Page 50 of The 9th Man

“He’s a former Army Ranger. That might prove tough.”

“We always have Ms. Stein.”

“True.”

The tall man drew a sound-suppressed weapon and shot Persik twice, then spun and dropped Luke’s two guards. Persik’s remaining two men, standing near Jillian, were cut down before they had a chance to find their weapons. Each shot was delivered with expert precision. Finally, the prostrate men were finished off with a single round to the skull.

The tall man walked over to Luke and stared down at him. “You order a pizza?”

21

THE WITHERING GUNFIRE CEASED FOR A MOMENT.

In the silence Jack Talley could hear shouts in Pashto or Dari echoing down the slope. He knew what the lull meant. The Al Qaeda forces that had had them pinned down for the last seventeen hours were prepping for yet another charge in the hope of overrunning the Delta Force’s already tenuous position on the ridge’s steep backslope. He knew that AQ soldiers liked to get in close and finish off foes with knives and hatchets.

Old school.

Once bad guys made it inside your wire, ejecting them became almost impossible. And he’d already counted eight of his own wounded, combat-incapable. So far the Deltas had driven back nine charges. The ground between them and the AQ forces was littered with corpses, some of them half buried in the snow with only faces, or extended arms or bent legs, visible.

This wasn’t the first time he’d found himself at the jagged end of bad intelligence, but this was the first time it had gotten his men killed. Intelligence hiccups were common, but usually restricted to minor details like structure layouts and whether a target was currently in the area.

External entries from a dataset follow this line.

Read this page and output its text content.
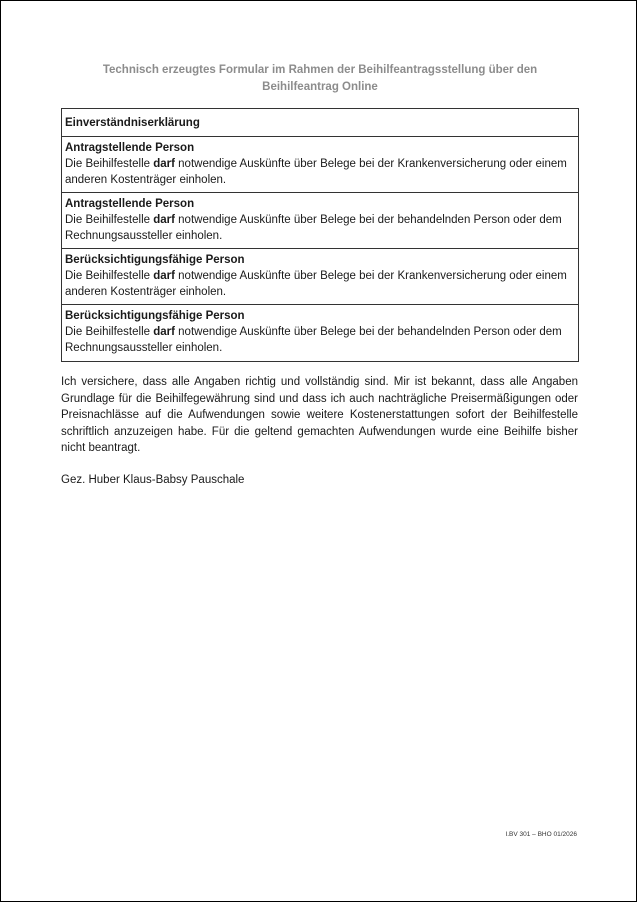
Technisch erzeugtes Formular im Rahmen der Beihilfeantragsstellung über den
Beihilfeantrag Online
Einverständniserklärung
Antragstellende Person
Die Beihilfestelle darf notwendige Auskünfte über Belege bei der Krankenversicherung oder einem anderen Kostenträger einholen.
Antragstellende Person
Die Beihilfestelle darf notwendige Auskünfte über Belege bei der behandelnden Person oder dem Rechnungsaussteller einholen.
Berücksichtigungsfähige Person
Die Beihilfestelle darf notwendige Auskünfte über Belege bei der Krankenversicherung oder einem anderen Kostenträger einholen.
Berücksichtigungsfähige Person
Die Beihilfestelle darf notwendige Auskünfte über Belege bei der behandelnden Person oder dem Rechnungsaussteller einholen.
Ich versichere, dass alle Angaben richtig und vollständig sind. Mir ist bekannt, dass alle Angaben Grundlage für die Beihilfegewährung sind und dass ich auch nachträgliche Preisermäßigungen oder Preisnachlässe auf die Aufwendungen sowie weitere Kostenerstattungen sofort der Beihilfestelle schriftlich anzuzeigen habe. Für die geltend gemachten Aufwendungen wurde eine Beihilfe bisher nicht beantragt.
Gez. Huber Klaus-Babsy Pauschale
I.BV 301 – BHO 01/2026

This time, intel had underestimated enemy forces by a factor of ten. Instead of thirty AQ, over three hundred had bivouacked in the Afghan valley to ride out the storm.

“More massing on the eastern outcrop, boss,” one of his sergeants from the rock alcove nearby called out.

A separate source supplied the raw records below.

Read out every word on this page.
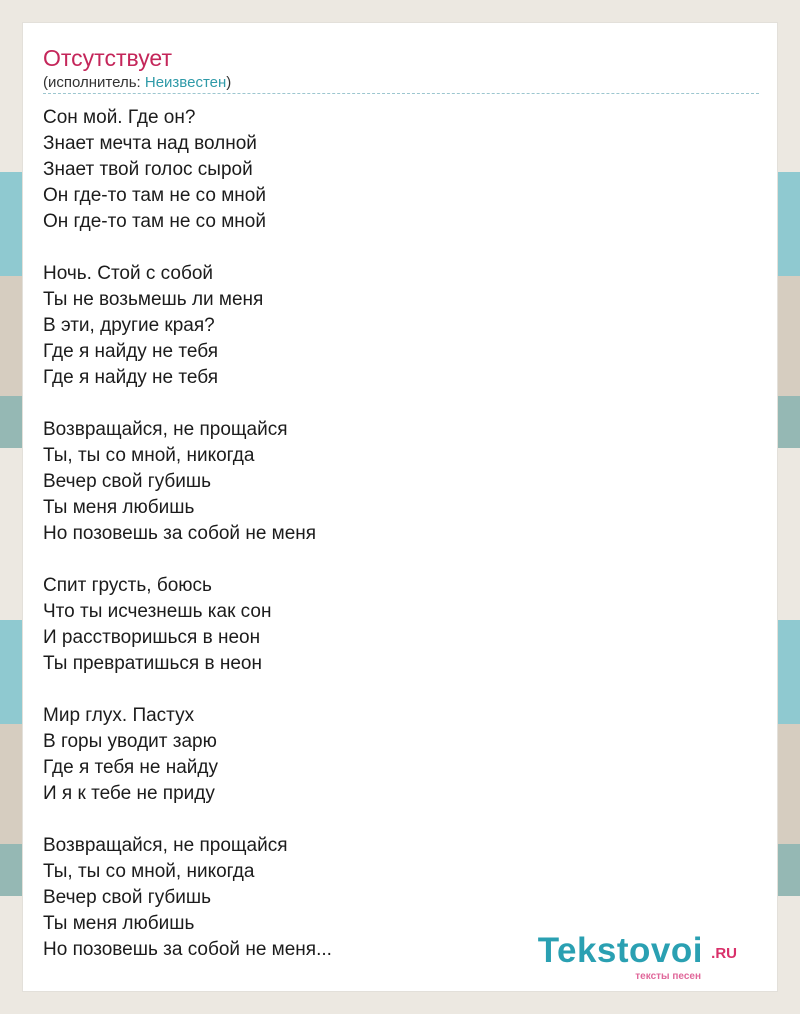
Отсутствует
(исполнитель: Неизвестен)
Сон мой. Где он?
Знает мечта над волной
Знает твой голос сырой
Он где-то там не со мной
Он где-то там не со мной
Ночь. Стой с собой
Ты не возьмешь ли меня
В эти, другие края?
Где я найду не тебя
Где я найду не тебя
Возвращайся, не прощайся
Ты, ты со мной, никогда
Вечер свой губишь
Ты меня любишь
Но позовешь за собой не меня
Спит грусть, боюсь
Что ты исчезнешь как сон
И расстворишься в неон
Ты превратишься в неон
Мир глух. Пастух
В горы уводит зарю
Где я тебя не найду
И я к тебе не приду
Возвращайся, не прощайся
Ты, ты со мной, никогда
Вечер свой губишь
Ты меня любишь
Но позовешь за собой не меня...	Tekstovoi .RU
тексты песен
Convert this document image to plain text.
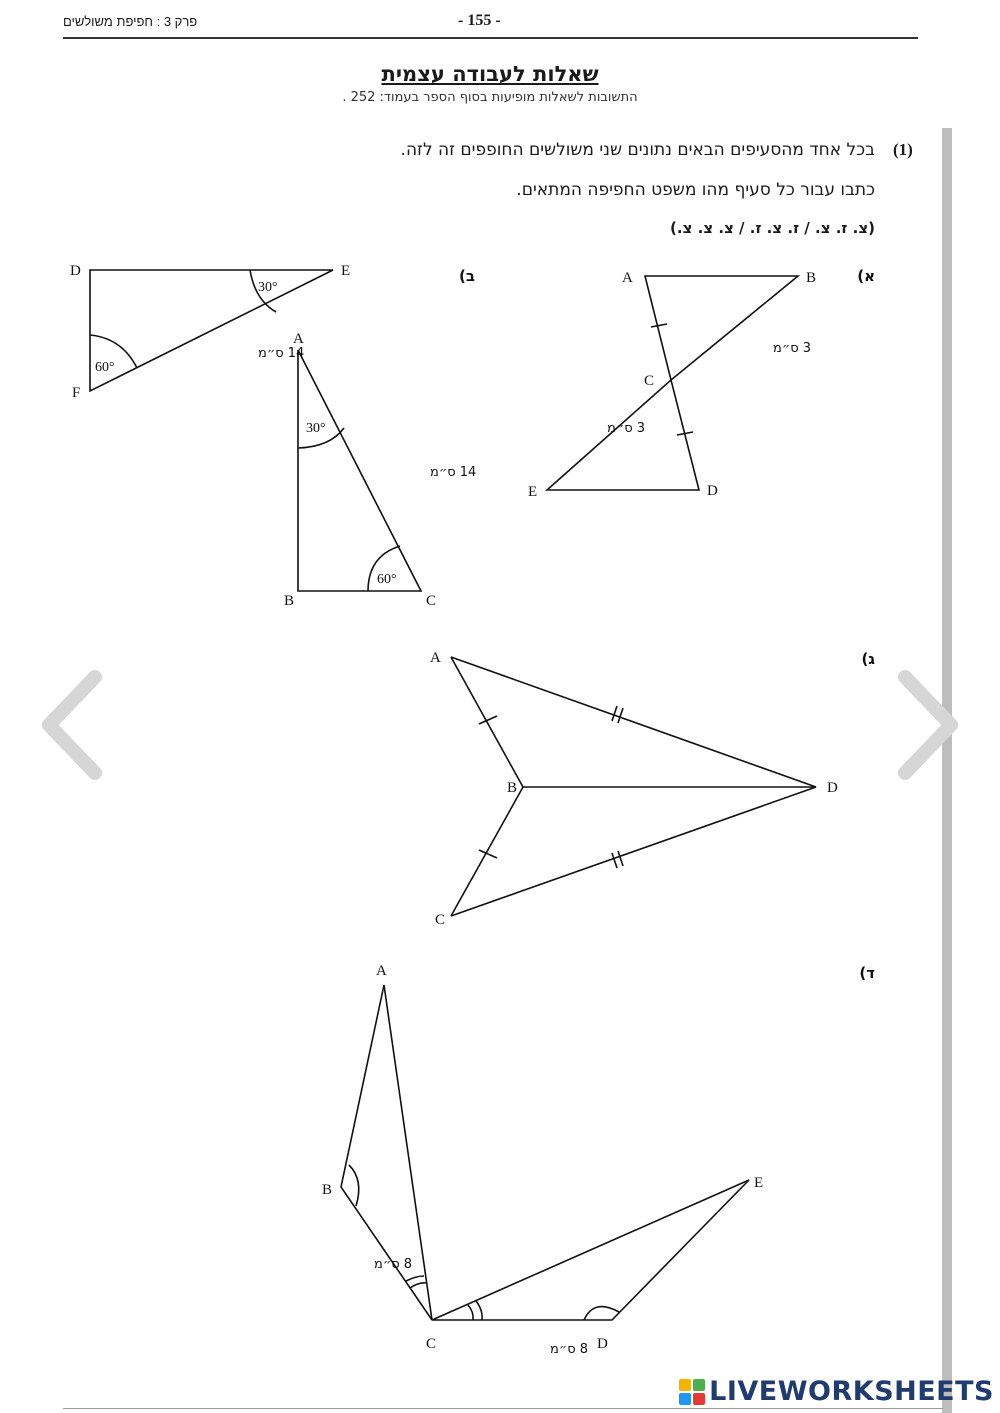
פרק 3 : חפיפת משולשים	- 155 -
שאלות לעבודה עצמית
התשובות לשאלות מופיעות בסוף הספר בעמוד: 252 .
(1)
בכל אחד מהסעיפים הבאים נתונים שני משולשים החופפים זה לזה.
כתבו עבור כל סעיף מהו משפט החפיפה המתאים.
(צ. ז. צ. / ז. צ. ז. / צ. צ. צ.)
(א
(ב
(ג
(ד
A	B
C
D
E
3 ס״מ
3 ס״מ
D	E
F
30°
60°
14 ס״מ
A
B	C
30°
60°
14 ס״מ
A
B
C
D
A
B
C	D
E
8 ס״מ
8 ס״מ
LIVEWORKSHEETS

Their position was less than fifty meters wide and a hundred meters long, a stretch of barren ground with a waist-high shelf of rock facing the enemy and a thousand-foot precipice on the back side to which Talley had almost lost two of his troopers unsuccessfully attempting to find a route of retreat.

None existed.

They were stuck here.

And were probably going to die. Their ammunition was nearly gone, and once the guns ran dry that was all she wrote.

Except for the hand-to-hand that would surely come from the enemy.

“They’ve definitely got reserves filtering in from somewhere,” one of his men said.

By Talley’s count his sixteen remaining Deltas had killed or wounded nearly ninety bad guys but still they kept coming, surely force-marching their way through the blizzard and up the mountain from Celam Kae, three kilometers away. He estimated enemy strength at battalion-sized, perhaps five hundred men. Clearly they weren’t happy the Deltas had managed to snatch Nizar Tawfiq, AQ’s regional commander, right from under their noses. While part of the operation had gone flawlessly, a barking dog during their exfiltration had given them away.

“Gimme an ammo count, Bobby,” he said.

“On it.”

“Any word on the Chinooks?”

“Still socked in. Pilots want to come, but command’s saying no.”

Four times Kabul had dispatched Chinook helicopters to pull them off the ridge and four times the blizzard had driven them back. Resupply had been only partially successful. Most of ithad slid off the ridge and into the valley below. They were out of food and water and down to the dregs of their medical supplies and ammunition. And now with night only an hour away the Chinooks would be grounded until morning. He and his Deltas wouldn’t be here to rescue by then.

He wanted to know, “How’s our guest?”

“Sleeping like a baby.”

Upon grabbing Nizar Tawfiq from his house, they’d sedated him for transport. It wasn’t so much that these AQ soldiers wanted Tawfiq back as they didn’t want him in American hands. The man would be an intel gold mine.

“They’re shifting one of their DShKs,” Talley heard over his radio.

“Heads down,” Talley called out. “Incoming.”

Two of the Russian .50-caliber machine guns had been chipping away at their already thin cover for the past six hours. Now they were trying again to drive the Deltas from cover or force them to give up.